Three-dimensional discrete element analysis of triaxial tests and wetting tests on unsaturated compacted silt

Abstract

Three-dimensional DEM (discrete element method) simulations of triaxial tests and wetting tests on unsaturated silt were carried out in order to analyse the macro and microscopic behaviour under triaxial stress conditions. Interparticle adhesive forces were incorporated into a rolling and twisting resistance model to represent the van der Waals and capillary forces. A loose DEM sample was first produced considering rolling and twisting resistance and van der Waals forces to sustain an open structure. A series of pseudo-constant water content triaxial tests were simulated by controlling adhesive forces at contacts using the matric suction and a group of representative soil-water characteristic curves. The wetting tests were performed by quickly and gradually wetting (QW and GW) the unsaturated sample at different deviator stress levels. By introducing adhesive forces at contacts, the simulation reproduces the main mechanical behaviour. In the triaxial tests, Zm (mechanical coordination number) for the unsaturated sample increases rapidly during shear until becoming approximately constant.

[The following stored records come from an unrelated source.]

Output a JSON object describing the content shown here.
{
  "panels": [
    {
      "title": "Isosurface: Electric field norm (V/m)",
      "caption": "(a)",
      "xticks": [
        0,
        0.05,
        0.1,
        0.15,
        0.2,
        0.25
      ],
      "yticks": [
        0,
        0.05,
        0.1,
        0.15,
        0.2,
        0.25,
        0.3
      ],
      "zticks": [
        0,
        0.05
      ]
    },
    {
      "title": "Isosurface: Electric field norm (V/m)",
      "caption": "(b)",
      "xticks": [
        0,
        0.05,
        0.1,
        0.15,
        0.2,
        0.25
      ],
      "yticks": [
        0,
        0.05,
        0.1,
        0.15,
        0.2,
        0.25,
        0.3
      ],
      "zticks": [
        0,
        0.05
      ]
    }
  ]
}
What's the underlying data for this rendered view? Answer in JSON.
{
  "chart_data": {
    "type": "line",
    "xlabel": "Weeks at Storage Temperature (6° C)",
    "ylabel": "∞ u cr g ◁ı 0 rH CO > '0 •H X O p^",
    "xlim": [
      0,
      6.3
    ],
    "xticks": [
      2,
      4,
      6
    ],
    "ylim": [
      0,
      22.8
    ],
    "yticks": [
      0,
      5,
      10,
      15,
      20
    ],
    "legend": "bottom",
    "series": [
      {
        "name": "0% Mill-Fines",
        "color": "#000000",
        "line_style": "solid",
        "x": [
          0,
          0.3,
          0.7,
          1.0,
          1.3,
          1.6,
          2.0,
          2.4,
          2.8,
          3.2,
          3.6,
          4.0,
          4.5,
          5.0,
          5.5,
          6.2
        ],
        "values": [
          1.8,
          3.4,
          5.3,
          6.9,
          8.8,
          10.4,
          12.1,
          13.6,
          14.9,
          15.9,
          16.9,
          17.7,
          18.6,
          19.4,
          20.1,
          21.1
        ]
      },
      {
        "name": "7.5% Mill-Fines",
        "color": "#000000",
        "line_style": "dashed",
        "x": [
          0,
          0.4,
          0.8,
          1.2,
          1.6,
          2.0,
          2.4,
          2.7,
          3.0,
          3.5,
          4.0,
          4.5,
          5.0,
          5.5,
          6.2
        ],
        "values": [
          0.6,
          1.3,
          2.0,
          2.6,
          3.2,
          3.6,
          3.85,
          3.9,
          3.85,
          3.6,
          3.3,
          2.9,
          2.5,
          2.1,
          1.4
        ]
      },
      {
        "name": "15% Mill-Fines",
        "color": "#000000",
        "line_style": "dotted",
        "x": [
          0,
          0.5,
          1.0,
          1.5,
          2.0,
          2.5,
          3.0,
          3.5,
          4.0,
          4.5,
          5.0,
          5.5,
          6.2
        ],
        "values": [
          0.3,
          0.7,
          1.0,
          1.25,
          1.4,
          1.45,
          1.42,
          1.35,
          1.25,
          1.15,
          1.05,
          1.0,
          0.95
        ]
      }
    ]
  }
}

The induced structural anisotropy (under deviatoric loading) reduces with decrease in water content due to the higher interparticle adhesive forces. In the gradual wetting tests, the deviatoric fabric increases gradually during wetting. The deviator strains induced by QW and GW (loading-wetting sequence) are much larger than for the saturated sample at the same stress state in triaxial tests (wetting-loading sequence).